Tissue CO2 as a Solution:  What is needed is a monitoring device that can identify decreasing tissue blood flow prior to impaired metabolic function.  Since tissue can sustain oxidative phosphorylation (the central process of energy production of the cell) well into low blood flow states, both O2 extraction by the tissue and carbon dioxide (CO2) production remain relatively constant in a tissue bed as local blood flow initially declines.  Although tissue O2 can be measured, owing to the heterogeneity of metabolic rates and the slow diffusion of O2 into the tissues from the blood, its measure to assess early forms of circulatory shock is poor. CO2 can also be measured and, in contrast to O2 measurement, changes in tissue CO2 levels can accurately track changes in local blood flow within physiologic limits owing to the high diffusing capacity of CO2 to cross lipid barriers and fluid spaces.  Thus, a device that measures tissue CO2 levels could be very helpful in identifying early shock, as CO2 levels will rise well before tissue ischemia.  This same device could be used to tract the effectiveness of resuscitation efforts, as CO2 levels will decline to their baseline values again once local blood flow returns to its baseline values.

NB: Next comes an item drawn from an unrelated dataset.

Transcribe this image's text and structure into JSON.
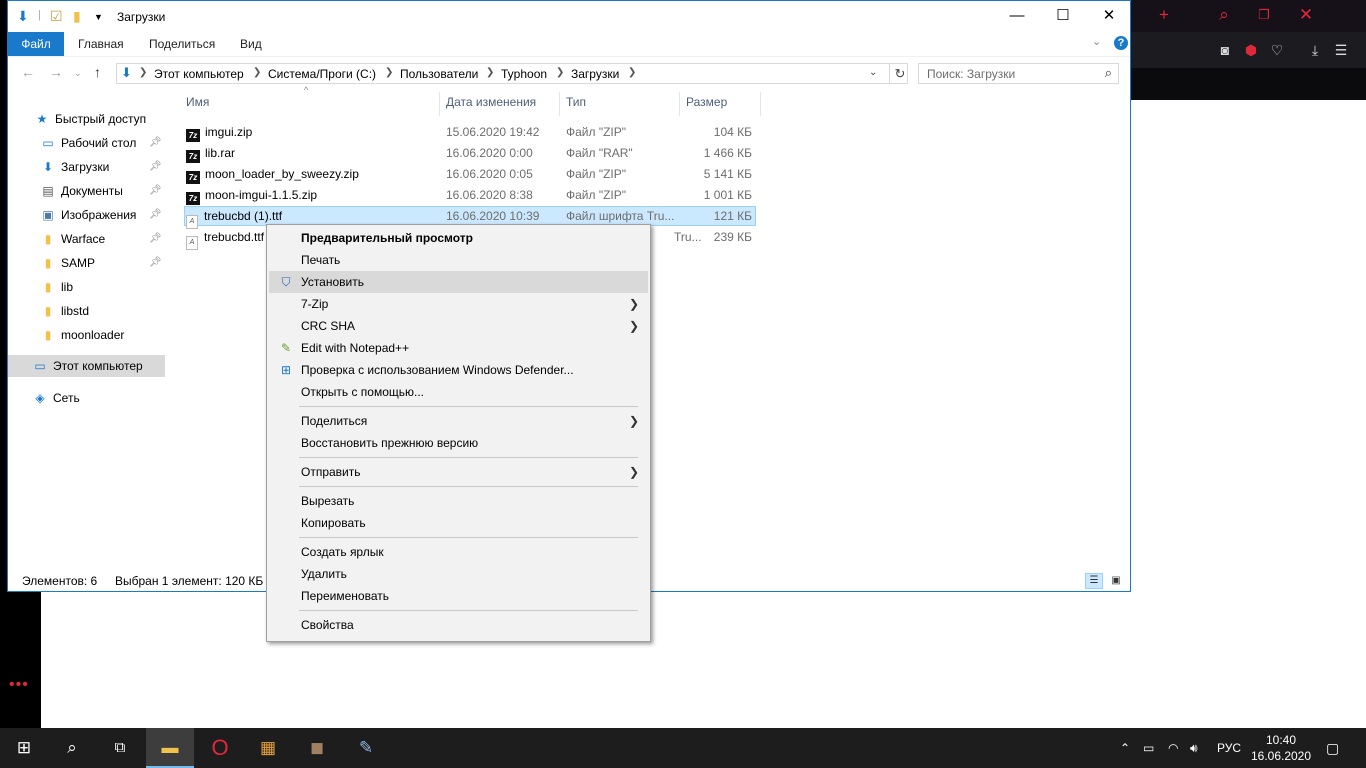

Buccal CO2 as a Measure of Convenience:  The oral mucosal constitutes an ideal site to measure tissue CO2, especially if the sensing probe is isolated from ambient air and can be seated in a patient’s mouth with minimal discomfort.  Numerous studies have documented that both sublingual and buccal mucosal CO2 levels track circulatory stress in a quantitative fashion.  In experimental models of hemorrhagic shock, sublingual CO2 levels rapidly rise before hypotension develops and fall during resuscitation only after total cardiac output is restored, even though blood pressure is restored earlier.

All forms of circulatory shock, if associated with an initial decrease in cardiac output, will be associated with a rise in buccal CO2, and this rise will occur early during the adaptive stage of shock when blood pressure remains normal.  The two most common forms of shock are hemorrhagic and septic shock.  Both initially present with decreased blood flow, though for different reasons.  Thus, monitoring buccal CO2 levels for its increase in a patient at risk for sepsis or bleeding constitutes a reasonable cost-effective early warning monitor.  Indeed, buccal CO2 monitoring may represent an ideal tool for a non-invasive monitor that can be applied early so as to target high-risk patient subgroups without fear of iatrogenic complications or false negative results.  Buccal CO2 may also be used to titrate resuscitation therapies, although most clinical studies show that the major benefit of any monitoring in septic shock comes from its early identification, triggering early appropriate antibiotic use and initial fluid resuscitation.